If we choose to attend to our dreams, they will inevitably call for even more attention -- for analysis or interpretation. Contemporary neuroscientists typically view the personal dream as an artifact of nightly neurophysiology that is completely devoid of meaning. But because we cannot prove a negative, this is little more than reductionistic arrogance masked as science. The common, limiting cultural tendency to view dreams solely as reflections of waking life is based on a similar bias.

This critical bias, largely reinforced by both pop and professional psychology, effectively downsizes the dream. It is a cultural blind spot that reduces dreaming to a distorted, fun-house-mirror image of waking life that we can readily dismiss. It encourages us to examine the dream with our daytime, waking-world eyes, which is tantamount to looking at a glorious night sky through dark sunglasses.

Such an approach can be comforting because it imposes a sense of familiar, worldly meaning on the ethereal and, at times, unsettling world of dreams. But it does so at the cost of our creativity and spirituality. It chokes off our expanded sense of consciousness, our larger sense of self. And it corners us into a shrunken and constrained life mired in mundanity. At best, it views the dream as a veiled account of daily life that must be carefully decoded to have any utility.

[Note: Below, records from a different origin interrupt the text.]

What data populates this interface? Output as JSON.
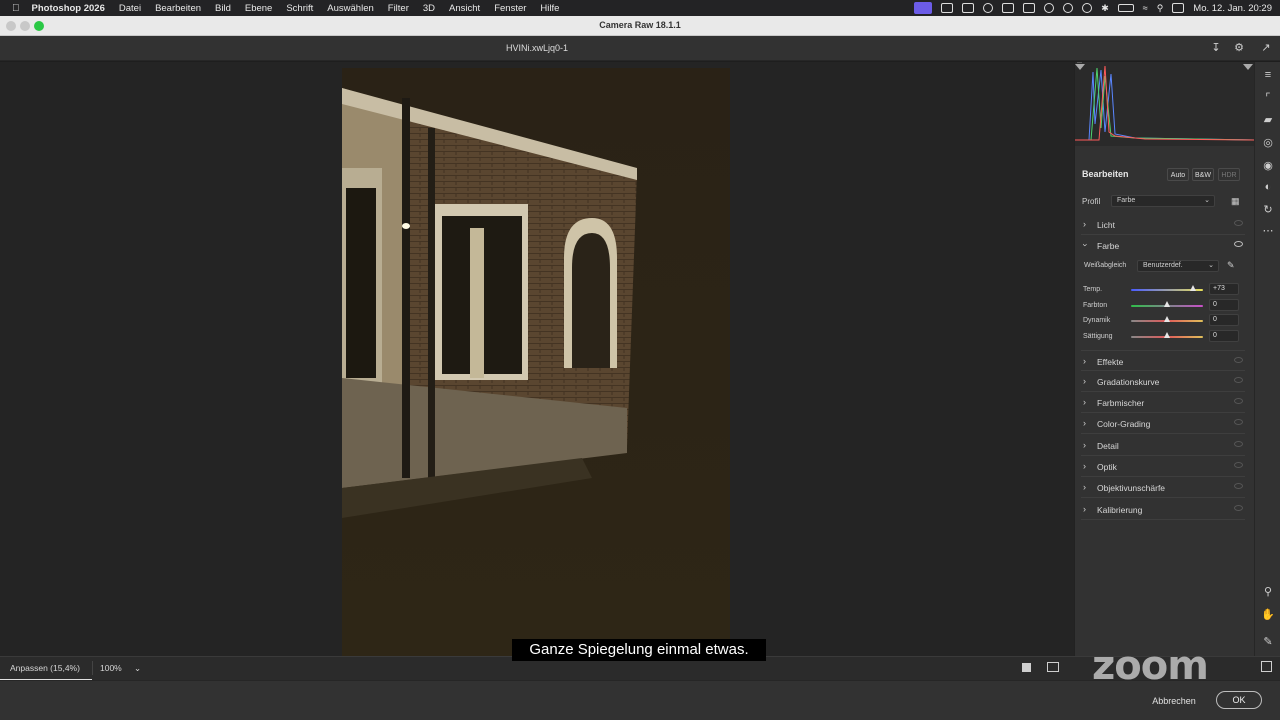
{
  "menubar": {
    "apple": "",
    "app": "Photoshop 2026",
    "items": [
      "Datei",
      "Bearbeiten",
      "Bild",
      "Ebene",
      "Schrift",
      "Auswählen",
      "Filter",
      "3D",
      "Ansicht",
      "Fenster",
      "Hilfe"
    ],
    "clock": "Mo. 12. Jan. 20:29"
  },
  "window": {
    "title": "Camera Raw 18.1.1"
  },
  "file": {
    "name": "HVINi.xwLjq0-1"
  },
  "panel": {
    "heading": "Bearbeiten",
    "auto_label": "Auto",
    "bw_label": "B&W",
    "hdr_label": "HDR",
    "profile_label": "Profil",
    "profile_value": "Farbe",
    "sections_top": [
      "Licht"
    ],
    "farbe_label": "Farbe",
    "whitebalance_label": "Weißabgleich",
    "whitebalance_value": "Benutzerdef.",
    "sliders": [
      {
        "label": "Temp.",
        "value": "+73",
        "level": 0.86
      },
      {
        "label": "Farbton",
        "value": "0",
        "level": 0.5
      },
      {
        "label": "Dynamik",
        "value": "0",
        "level": 0.5
      },
      {
        "label": "Sättigung",
        "value": "0",
        "level": 0.5
      }
    ],
    "sections_bottom": [
      "Effekte",
      "Gradationskurve",
      "Farbmischer",
      "Color-Grading",
      "Detail",
      "Optik",
      "Objektivunschärfe",
      "Kalibrierung"
    ]
  },
  "status": {
    "fit_label": "Anpassen (15,4%)",
    "zoom_label": "100%"
  },
  "footer": {
    "cancel_label": "Abbrechen",
    "ok_label": "OK"
  },
  "subtitle": "Ganze Spiegelung einmal etwas.",
  "zoom_watermark": "zoom",
  "colors": {
    "accent": "#6c5ce7",
    "panel_bg": "#323232",
    "canvas_bg": "#242424"
  }
}
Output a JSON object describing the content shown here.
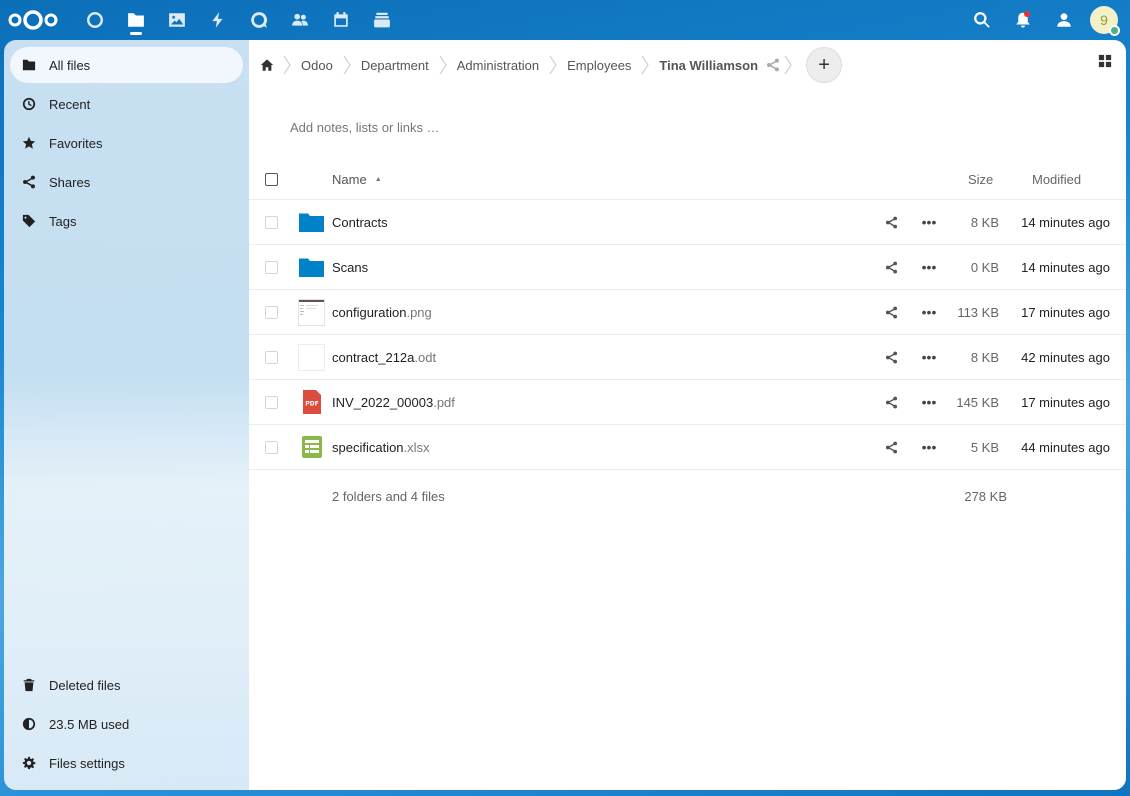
{
  "header": {
    "apps": [
      {
        "name": "dashboard",
        "icon": "dashboard-icon"
      },
      {
        "name": "files",
        "icon": "files-icon"
      },
      {
        "name": "photos",
        "icon": "photos-icon"
      },
      {
        "name": "activity",
        "icon": "activity-icon"
      },
      {
        "name": "talk",
        "icon": "talk-icon"
      },
      {
        "name": "contacts",
        "icon": "contacts-icon"
      },
      {
        "name": "calendar",
        "icon": "calendar-icon"
      },
      {
        "name": "deck",
        "icon": "deck-icon"
      }
    ],
    "avatar_letter": "9"
  },
  "sidebar": {
    "items": [
      {
        "label": "All files",
        "icon": "folder-icon"
      },
      {
        "label": "Recent",
        "icon": "clock-icon"
      },
      {
        "label": "Favorites",
        "icon": "star-icon"
      },
      {
        "label": "Shares",
        "icon": "share-icon"
      },
      {
        "label": "Tags",
        "icon": "tag-icon"
      }
    ],
    "bottom": [
      {
        "label": "Deleted files",
        "icon": "trash-icon"
      },
      {
        "label": "23.5 MB used",
        "icon": "quota-icon"
      },
      {
        "label": "Files settings",
        "icon": "gear-icon"
      }
    ]
  },
  "breadcrumbs": [
    "Odoo",
    "Department",
    "Administration",
    "Employees",
    "Tina Williamson"
  ],
  "add_button": "+",
  "notes_placeholder": "Add notes, lists or links …",
  "table": {
    "headers": {
      "name": "Name",
      "size": "Size",
      "modified": "Modified"
    },
    "rows": [
      {
        "base": "Contracts",
        "ext": "",
        "type": "folder",
        "size": "8 KB",
        "modified": "14 minutes ago"
      },
      {
        "base": "Scans",
        "ext": "",
        "type": "folder",
        "size": "0 KB",
        "modified": "14 minutes ago"
      },
      {
        "base": "configuration",
        "ext": ".png",
        "type": "image",
        "size": "113 KB",
        "modified": "17 minutes ago"
      },
      {
        "base": "contract_212a",
        "ext": ".odt",
        "type": "document",
        "size": "8 KB",
        "modified": "42 minutes ago"
      },
      {
        "base": "INV_2022_00003",
        "ext": ".pdf",
        "type": "pdf",
        "size": "145 KB",
        "modified": "17 minutes ago"
      },
      {
        "base": "specification",
        "ext": ".xlsx",
        "type": "spreadsheet",
        "size": "5 KB",
        "modified": "44 minutes ago"
      }
    ],
    "summary": {
      "text": "2 folders and 4 files",
      "size": "278 KB"
    }
  },
  "icons": {
    "pdf_label": "PDF"
  },
  "colors": {
    "primary": "#0082c9",
    "folder": "#0082c9",
    "pdf": "#dc4b3f",
    "spreadsheet": "#8bb84a"
  }
}
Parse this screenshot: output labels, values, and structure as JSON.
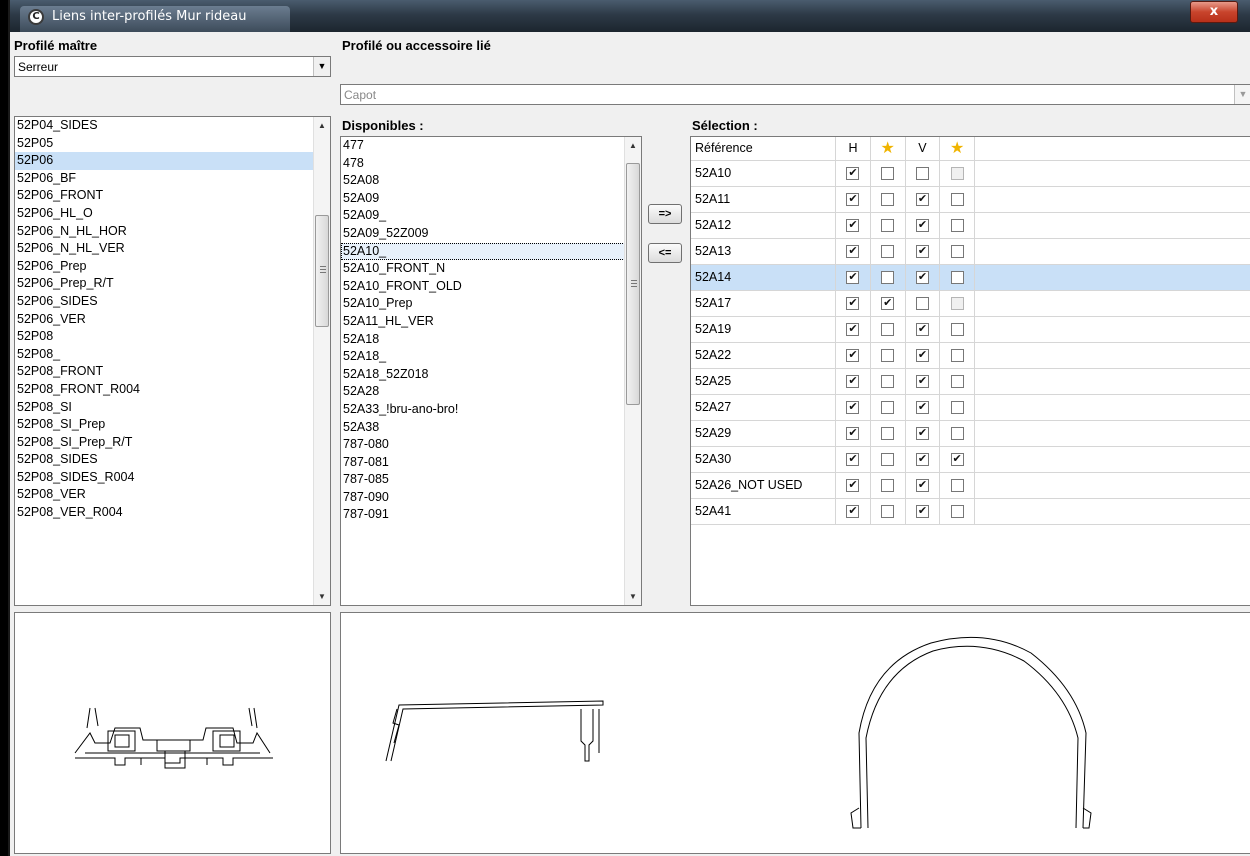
{
  "window": {
    "title": "Liens inter-profilés Mur rideau",
    "close_label": "x",
    "app_icon_glyph": "C"
  },
  "master": {
    "label": "Profilé maître",
    "combo_value": "Serreur",
    "items": [
      "52P04_SIDES",
      "52P05",
      "52P06",
      "52P06_BF",
      "52P06_FRONT",
      "52P06_HL_O",
      "52P06_N_HL_HOR",
      "52P06_N_HL_VER",
      "52P06_Prep",
      "52P06_Prep_R/T",
      "52P06_SIDES",
      "52P06_VER",
      "52P08",
      "52P08_",
      "52P08_FRONT",
      "52P08_FRONT_R004",
      "52P08_SI",
      "52P08_SI_Prep",
      "52P08_SI_Prep_R/T",
      "52P08_SIDES",
      "52P08_SIDES_R004",
      "52P08_VER",
      "52P08_VER_R004"
    ],
    "selected_index": 2
  },
  "linked": {
    "label": "Profilé ou accessoire lié",
    "combo_value": "Capot"
  },
  "available": {
    "label": "Disponibles :",
    "items": [
      "477",
      "478",
      "52A08",
      "52A09",
      "52A09_",
      "52A09_52Z009",
      "52A10_",
      "52A10_FRONT_N",
      "52A10_FRONT_OLD",
      "52A10_Prep",
      "52A11_HL_VER",
      "52A18",
      "52A18_",
      "52A18_52Z018",
      "52A28",
      "52A33_!bru-ano-bro!",
      "52A38",
      "787-080",
      "787-081",
      "787-085",
      "787-090",
      "787-091"
    ],
    "focused_index": 6
  },
  "buttons": {
    "add": "=>",
    "remove": "<="
  },
  "selection": {
    "label": "Sélection :",
    "headers": {
      "ref": "Référence",
      "h": "H",
      "v": "V"
    },
    "star_icon": "star-icon",
    "selected_row": 4,
    "rows": [
      {
        "ref": "52A10",
        "h": true,
        "hs": false,
        "v": false,
        "vs": false,
        "vs_grey": true
      },
      {
        "ref": "52A11",
        "h": true,
        "hs": false,
        "v": true,
        "vs": false,
        "vs_grey": false
      },
      {
        "ref": "52A12",
        "h": true,
        "hs": false,
        "v": true,
        "vs": false,
        "vs_grey": false
      },
      {
        "ref": "52A13",
        "h": true,
        "hs": false,
        "v": true,
        "vs": false,
        "vs_grey": false
      },
      {
        "ref": "52A14",
        "h": true,
        "hs": false,
        "v": true,
        "vs": false,
        "vs_grey": false
      },
      {
        "ref": "52A17",
        "h": true,
        "hs": true,
        "v": false,
        "vs": false,
        "vs_grey": true
      },
      {
        "ref": "52A19",
        "h": true,
        "hs": false,
        "v": true,
        "vs": false,
        "vs_grey": false
      },
      {
        "ref": "52A22",
        "h": true,
        "hs": false,
        "v": true,
        "vs": false,
        "vs_grey": false
      },
      {
        "ref": "52A25",
        "h": true,
        "hs": false,
        "v": true,
        "vs": false,
        "vs_grey": false
      },
      {
        "ref": "52A27",
        "h": true,
        "hs": false,
        "v": true,
        "vs": false,
        "vs_grey": false
      },
      {
        "ref": "52A29",
        "h": true,
        "hs": false,
        "v": true,
        "vs": false,
        "vs_grey": false
      },
      {
        "ref": "52A30",
        "h": true,
        "hs": false,
        "v": true,
        "vs": true,
        "vs_grey": false
      },
      {
        "ref": "52A26_NOT USED",
        "h": true,
        "hs": false,
        "v": true,
        "vs": false,
        "vs_grey": false
      },
      {
        "ref": "52A41",
        "h": true,
        "hs": false,
        "v": true,
        "vs": false,
        "vs_grey": false
      }
    ]
  },
  "colors": {
    "selection": "#c9e0f7",
    "star": "#f0b400",
    "close": "#c8442c"
  }
}
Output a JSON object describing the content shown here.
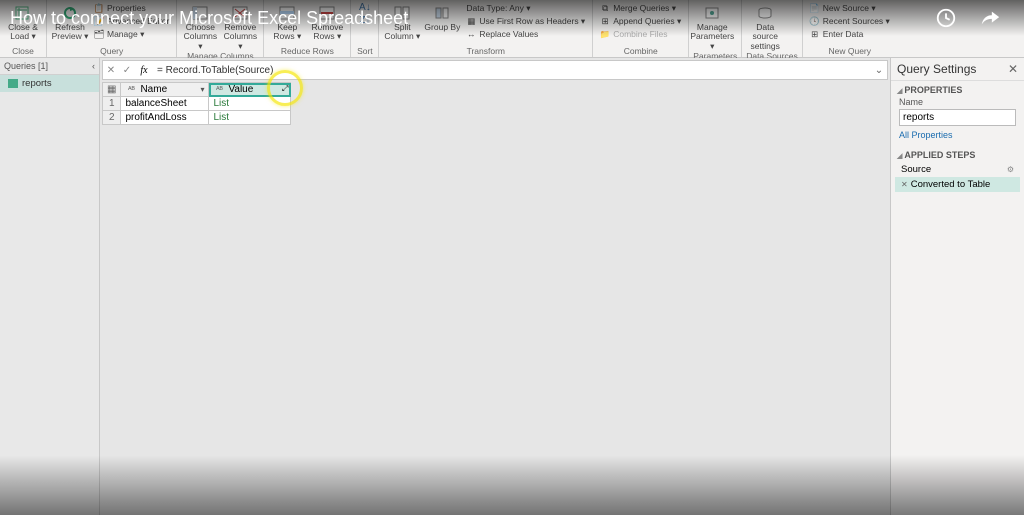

This dream blind spot stems from a kind of pervasive wake-centrism: the presumption that waking is the primary or most valid form of human consciousness. Dreaming, then, is viewed as a secondary, even subservient, state of consciousness. Wake-centrism is clearly evident in the most popular contemporary approach to dream interpretation, the dictionary approach, which assigns meaning to images in one's dream based on the meaning of those images in waking life. As it is below, so is it above.

As an alternative, we can choose to meet the dream on its own extraordinary terms. We can open to a conversation with mystery, spirit and substance -- with uninhibited sensuality, impassioned creativity and palpable spirituality. We can venture into the wilds of consciousness to experience the depths of our nature.

When we approach the dream without presumptive biases, we begin to sense a greater order behind its strangeness. We experience curious patterns, recursive themes and ineffable intuitions. And if we resist the temptation to dismiss all of this as mere coded reflections of waking life, we can open a door to another vast, spacious and extraordinary world where the mundanity that plagues so many of us begins to ease.

We come to realize that dream interpretation is less about a clever analysis of dream narratives and much more about a direct and open experience of them. It becomes clear that as interesting as dream interpretation can be, more important than knowing the meaning of any particular dream is simply knowing that dreaming itself is meaningful.